思えば、彼女は二十代という女優として最も輝ける時期にホサれてしまったわけだが、かといって彼女は何もしてなかったわけじゃなく、色々と活動の幅を広げてたのよ。
<音楽活動>

<絵画>

<映画監督>

これらの活動は、レプロにいたら多分できなかったことばかりだね。
普通、ホサれた女優は脱いでセクシー路線にいくしか道はないというのに、のんさんに関してはそれが全くなかった・・。

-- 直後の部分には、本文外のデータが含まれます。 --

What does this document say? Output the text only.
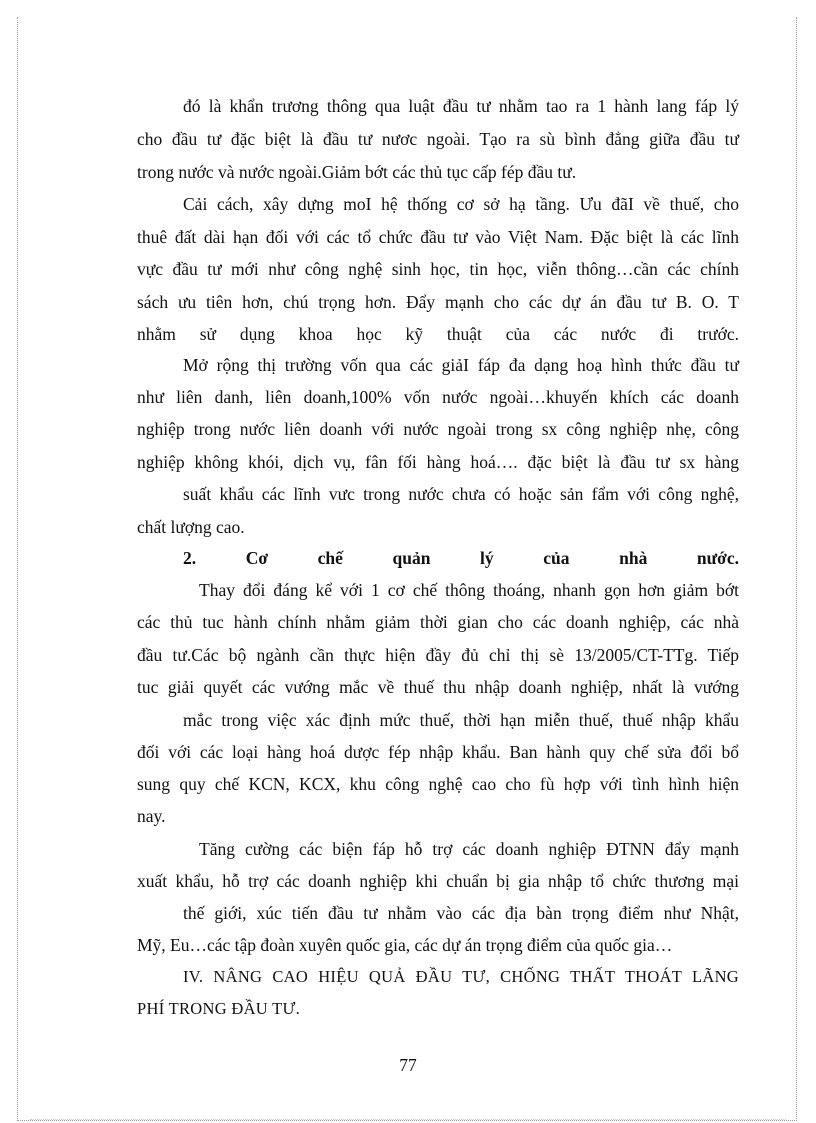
đó là khẩn trương thông qua luật đầu tư nhằm tao ra 1 hành lang fáp lý
cho đầu tư đặc biệt là đầu tư nươc ngoài. Tạo ra sù bình đẳng giữa đầu tư
trong nước và nước ngoài.Giảm bớt các thủ tục cấp fép đầu tư.
Cải cách, xây dựng moI hệ thống cơ sở hạ tầng. Ưu đãI về thuế, cho
thuê đất dài hạn đối với các tổ chức đầu tư vào Việt Nam. Đặc biệt là các lĩnh
vực đầu tư mới như công nghệ sinh học, tin học, viễn thông…cần các chính
sách ưu tiên hơn, chú trọng hơn. Đẩy mạnh cho các dự án đầu tư B. O. T
nhằm sử dụng khoa học kỹ thuật của các nước đi trước.
Mở rộng thị trường vốn qua các giảI fáp đa dạng hoạ hình thức đầu tư
như liên danh, liên doanh,100% vốn nước ngoài…khuyến khích các doanh
nghiệp trong nước liên doanh với nước ngoài trong sx công nghiệp nhẹ, công
nghiệp không khói, dịch vụ, fân fối hàng hoá…. đặc biệt là đầu tư sx hàng
suất khẩu các lĩnh vưc trong nước chưa có hoặc sản fẩm với công nghệ,
chất lượng cao.
2. Cơ chế quản lý của nhà nước.
Thay đổi đáng kể với 1 cơ chế thông thoáng, nhanh gọn hơn giảm bớt
các thủ tuc hành chính nhằm giảm thời gian cho các doanh nghiệp, các nhà
đầu tư.Các bộ ngành cần thực hiện đầy đủ chỉ thị sè 13/2005/CT-TTg. Tiếp
tuc giải quyết các vướng mắc về thuế thu nhập doanh nghiệp, nhất là vướng
mắc trong việc xác định mức thuế, thời hạn miễn thuế, thuế nhập khẩu
đối với các loại hàng hoá dược fép nhập khẩu. Ban hành quy chế sửa đổi bổ
sung quy chế KCN, KCX, khu công nghệ cao cho fù hợp với tình hình hiện
nay.
Tăng cường các biện fáp hỗ trợ các doanh nghiệp ĐTNN đẩy mạnh
xuất khẩu, hỗ trợ các doanh nghiệp khi chuẩn bị gia nhập tổ chức thương mại
thế giới, xúc tiến đầu tư nhằm vào các địa bàn trọng điểm như Nhật,
Mỹ, Eu…các tập đoàn xuyên quốc gia, các dự án trọng điểm của quốc gia…
IV. NÂNG CAO HIỆU QUẢ ĐẦU TƯ, CHỐNG THẤT THOÁT LÃNG
PHÍ TRONG ĐẦU TƯ.
77
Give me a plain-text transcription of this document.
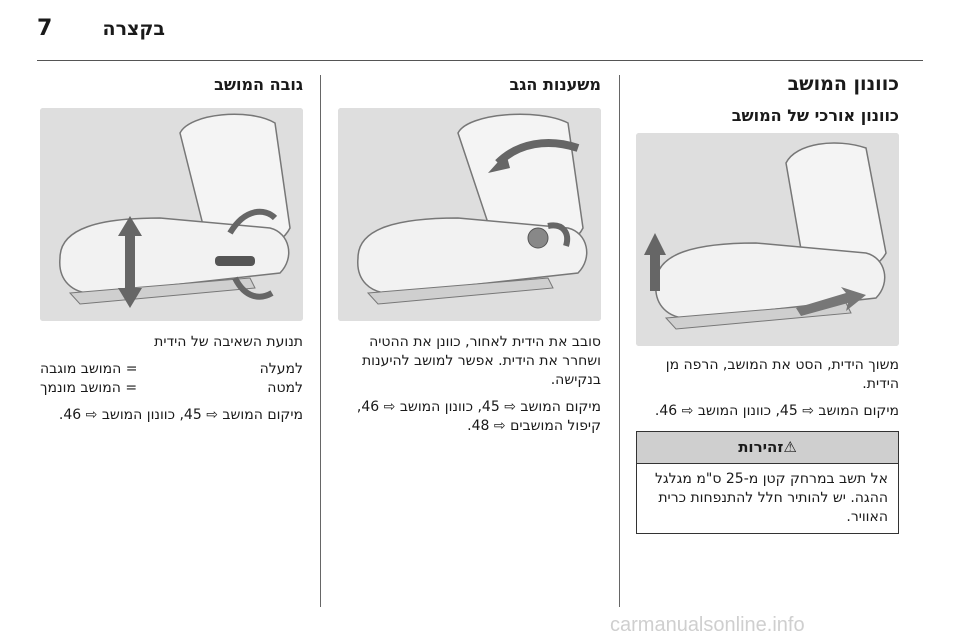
7	בקצרה
כוונון המושב
כוונון אורכי של המושב

משוך הידית, הסט את המושב, הרפה מן הידית.

מיקום המושב ⇨ 45, כוונון המושב ⇨ 46.

⚠זהירות
אל תשב במרחק קטן מ-25 ס"מ מגלגל ההגה. יש להותיר חלל להתנפחות כרית האוויר.
משענות הגב

סובב את הידית לאחור, כוונן את ההטיה ושחרר את הידית. אפשר למושב להיענות בנקישה.

מיקום המושב ⇨ 45, כוונון המושב ⇨ 46, קיפול המושבים ⇨ 48.

גובה המושב

תנועת השאיבה של הידית

למעלה
= המושב מוגבה
למטה
= המושב מונמך

מיקום המושב ⇨ 45, כוונון המושב ⇨ 46.

carmanualsonline.info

私、実は半分ほどレプロに同情してるんだが、「あまちゃん」以降の彼女は「事務所が仕事をくれない」と愚痴りつつも、案外自分が仕事の選り好みをしてたらしいんだわ(このへんは裁判で明らかになっている)。
いわれてみりゃ、彼女は女性タレントの下積み時代には絶対必須の「水着で谷間見せて四つん這い」系のグラビアが一切ないのよ。
これはどう考えても、彼女自身が「やりたくない」と言ってるよね。
・・おいおい、みんな通ってきた道だぞ?
あの女傑ですら、やってたんだぞ?

そこを「やりたくない」で我を通し、事務所も辞め、これが業界の掟としてただで済むわけがない。
いや、実際ただでは済まなかった。
ところが、近年ののんさんは日本アカデミー賞の優秀主演女優賞獲ったり、日本批評家大賞の最優秀主演女優賞獲ったり、今年に入ってからは地上波のテレビドラマに11年ぶりの復帰。
NetflixやABEMAなどでも女優として注目を集める存在となっている。

ここにきて、この復活の機運は一体何なのか?と思いきや、
どうやら昨年、ドン周防郁雄が脳梗塞になってバーニングの第一線から退いてたみたいで・・

これスゲーな、遂にのんさんの粘り勝ちじゃん!
おそらく芸能界史上、のんさんはバーニングと喧嘩をしたのに負けなかった唯一の女優である。
まぁ、これは昔に比べてテレビのチカラが落ちてきたことと、ネットの配信がチカラをつけてきたという時代背景も関係してるだろう。
つまり昔に比べて、バーニングはそれほど恐い存在じゃなくなってきてるのかもしれん。
・・で、そのうちドン周防が亡くなれば、それこそジャニー喜多川氏逝去の時と同じく、まず間違いなく周防氏の過去(特に性上納の慣習)が取り沙汰されますよね。
また、帝国がひとつ滅ぶのかもしれません。
のんさんが、遂に王手をかけました!

時代は、変わったねぇ・・。
つまり抜け忍が勝ち、里の方が負けるかもしれない時代の到来である。
そのうち、のんの名前が能年玲奈に戻る可能性すら出てきた。
いや、やはり明暗を分けたのはコレ↓↓ですよ。

この作品の異常なほどのロングラン、また長尺版の上映、さらにリバイバル上映、それらが9年間、ず~っと彼女の芸能界における存在感を支え続けたんです。
苦節に耐えたのんさんに、心からおめでとうと言いたい。
私は、これからも応援していきます。